Le principe est simple : lorsque l’APC organise une consultation sur le terrain, elle associe des dessinateurs et illustrateurs mulhousiens. Ils sont là, avec leur matériel, des affiches grand format (A0) sur lesquelles figurent les perspectives des lieux en cours de transformation et traduisent en dessins les idées des habitants. Objectif de ce projet : permettre à chacun d’apporter sa pierre à l’édifice pour imaginer la ville de demain.

« C’est un moyen simple et agile, une méthode permet de recueillir la parole des habitants de tout âge, en représentant leurs idées en images, de façon originale et inclusive », explique Clémentine Felder, chargée de mission Démocratie participative à l’APC de la Ville de Mulhouse.

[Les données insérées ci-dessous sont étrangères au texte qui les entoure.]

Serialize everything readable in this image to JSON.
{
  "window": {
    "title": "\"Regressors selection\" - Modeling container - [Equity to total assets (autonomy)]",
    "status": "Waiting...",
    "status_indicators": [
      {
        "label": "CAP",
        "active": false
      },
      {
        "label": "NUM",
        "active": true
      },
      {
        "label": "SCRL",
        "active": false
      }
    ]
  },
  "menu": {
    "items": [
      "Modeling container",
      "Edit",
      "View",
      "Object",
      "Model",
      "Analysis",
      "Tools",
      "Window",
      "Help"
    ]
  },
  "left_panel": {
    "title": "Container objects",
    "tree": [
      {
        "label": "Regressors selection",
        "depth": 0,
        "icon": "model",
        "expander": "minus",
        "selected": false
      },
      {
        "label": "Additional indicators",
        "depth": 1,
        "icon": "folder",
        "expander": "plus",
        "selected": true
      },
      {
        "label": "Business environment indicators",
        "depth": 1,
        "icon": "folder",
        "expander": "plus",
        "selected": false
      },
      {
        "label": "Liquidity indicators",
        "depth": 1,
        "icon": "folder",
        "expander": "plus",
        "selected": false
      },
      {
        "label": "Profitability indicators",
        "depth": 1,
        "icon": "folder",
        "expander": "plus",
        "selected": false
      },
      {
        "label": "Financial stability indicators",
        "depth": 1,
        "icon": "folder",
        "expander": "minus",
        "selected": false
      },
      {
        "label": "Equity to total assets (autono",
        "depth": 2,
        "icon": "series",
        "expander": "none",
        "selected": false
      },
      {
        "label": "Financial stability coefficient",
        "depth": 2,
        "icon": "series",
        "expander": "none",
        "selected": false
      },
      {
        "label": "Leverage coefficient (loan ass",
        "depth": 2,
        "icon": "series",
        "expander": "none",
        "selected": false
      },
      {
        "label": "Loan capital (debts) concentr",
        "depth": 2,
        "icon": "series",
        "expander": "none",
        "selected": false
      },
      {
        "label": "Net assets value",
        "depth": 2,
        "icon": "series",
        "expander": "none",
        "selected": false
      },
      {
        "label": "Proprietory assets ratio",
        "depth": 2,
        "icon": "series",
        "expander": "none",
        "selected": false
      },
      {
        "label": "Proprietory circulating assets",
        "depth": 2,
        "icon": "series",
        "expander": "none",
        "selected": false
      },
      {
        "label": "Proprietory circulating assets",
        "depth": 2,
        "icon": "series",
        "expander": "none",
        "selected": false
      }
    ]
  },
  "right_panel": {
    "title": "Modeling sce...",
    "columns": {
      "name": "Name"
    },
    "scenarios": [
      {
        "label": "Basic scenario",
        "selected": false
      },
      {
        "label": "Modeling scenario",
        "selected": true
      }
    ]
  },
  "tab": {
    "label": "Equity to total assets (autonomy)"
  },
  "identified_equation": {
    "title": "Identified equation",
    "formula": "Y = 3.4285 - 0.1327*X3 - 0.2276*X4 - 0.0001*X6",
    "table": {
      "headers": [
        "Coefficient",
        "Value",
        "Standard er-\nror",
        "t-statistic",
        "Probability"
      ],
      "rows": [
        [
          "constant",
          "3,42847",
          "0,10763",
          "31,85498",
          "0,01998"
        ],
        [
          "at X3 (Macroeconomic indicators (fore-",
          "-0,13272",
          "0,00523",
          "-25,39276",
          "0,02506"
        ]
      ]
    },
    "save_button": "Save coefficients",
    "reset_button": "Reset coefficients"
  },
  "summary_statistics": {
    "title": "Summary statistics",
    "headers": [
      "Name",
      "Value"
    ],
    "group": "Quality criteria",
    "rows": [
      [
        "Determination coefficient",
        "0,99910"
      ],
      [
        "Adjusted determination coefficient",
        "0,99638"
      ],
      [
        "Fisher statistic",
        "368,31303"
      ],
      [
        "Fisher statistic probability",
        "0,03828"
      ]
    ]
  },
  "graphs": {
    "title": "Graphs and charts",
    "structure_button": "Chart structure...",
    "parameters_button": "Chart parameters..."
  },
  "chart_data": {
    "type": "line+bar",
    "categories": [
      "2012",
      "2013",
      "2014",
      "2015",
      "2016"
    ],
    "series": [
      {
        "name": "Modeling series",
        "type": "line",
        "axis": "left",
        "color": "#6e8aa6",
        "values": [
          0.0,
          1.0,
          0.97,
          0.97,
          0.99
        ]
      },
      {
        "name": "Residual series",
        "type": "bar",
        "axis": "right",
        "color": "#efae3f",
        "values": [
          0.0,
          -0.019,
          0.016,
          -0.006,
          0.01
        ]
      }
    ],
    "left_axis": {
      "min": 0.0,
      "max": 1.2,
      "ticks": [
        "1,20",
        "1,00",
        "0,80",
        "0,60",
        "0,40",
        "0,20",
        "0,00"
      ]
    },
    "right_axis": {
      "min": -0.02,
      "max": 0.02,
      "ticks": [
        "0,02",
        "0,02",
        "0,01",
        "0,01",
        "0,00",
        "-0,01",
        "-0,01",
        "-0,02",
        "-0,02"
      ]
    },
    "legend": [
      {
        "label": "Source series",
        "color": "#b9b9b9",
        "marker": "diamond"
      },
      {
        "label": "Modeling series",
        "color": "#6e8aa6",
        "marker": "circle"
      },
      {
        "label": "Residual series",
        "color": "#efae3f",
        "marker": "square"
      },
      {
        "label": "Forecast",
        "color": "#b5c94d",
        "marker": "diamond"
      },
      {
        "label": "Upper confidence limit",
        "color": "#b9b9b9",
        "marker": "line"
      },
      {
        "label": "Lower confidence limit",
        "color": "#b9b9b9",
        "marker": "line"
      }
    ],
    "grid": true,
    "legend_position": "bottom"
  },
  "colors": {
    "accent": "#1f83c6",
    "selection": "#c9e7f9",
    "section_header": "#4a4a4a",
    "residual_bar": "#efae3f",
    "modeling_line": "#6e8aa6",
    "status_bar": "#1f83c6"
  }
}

Le dessin provoque immédiatement l’empathie, il suscite la curiosité et le sourire, il est accessible à tous, il libère la parole… Et ça marche !

« C’est l’ancienne directrice de l’Agence citoyenne, Nathalie Berbett, qui a eu cette idée, relate Cécile Sornin, adjointe chargée de la démocratie participative à Mulhouse. En expérimentant cette méthode, nous nous sommes rendu compte tout de suite que c’était vraiment puissant ! C’est l’outil de concertation le plus intelligent et le plus efficace que je connaisse, ouvert à tous. L’autre aspect, c’est aussi l’implication citoyenne des artistes eux-mêmes. Ils ont vraiment du plaisir à le faire. »

Cette année, l’Agence citoyenne a fait appel à six artistes, Joan, Lili Terrana, Laurence Mellinger, Fanny Delqué, Bearboz et Cyrille Meyer. Ils sont intervenus parfois à plusieurs, parfois seul, dans les consultations sur le développement des mobilités douces et dans les quartiers en renouvellement urbain (Drouot et Fonderie). Coût du projet : 6 363 €.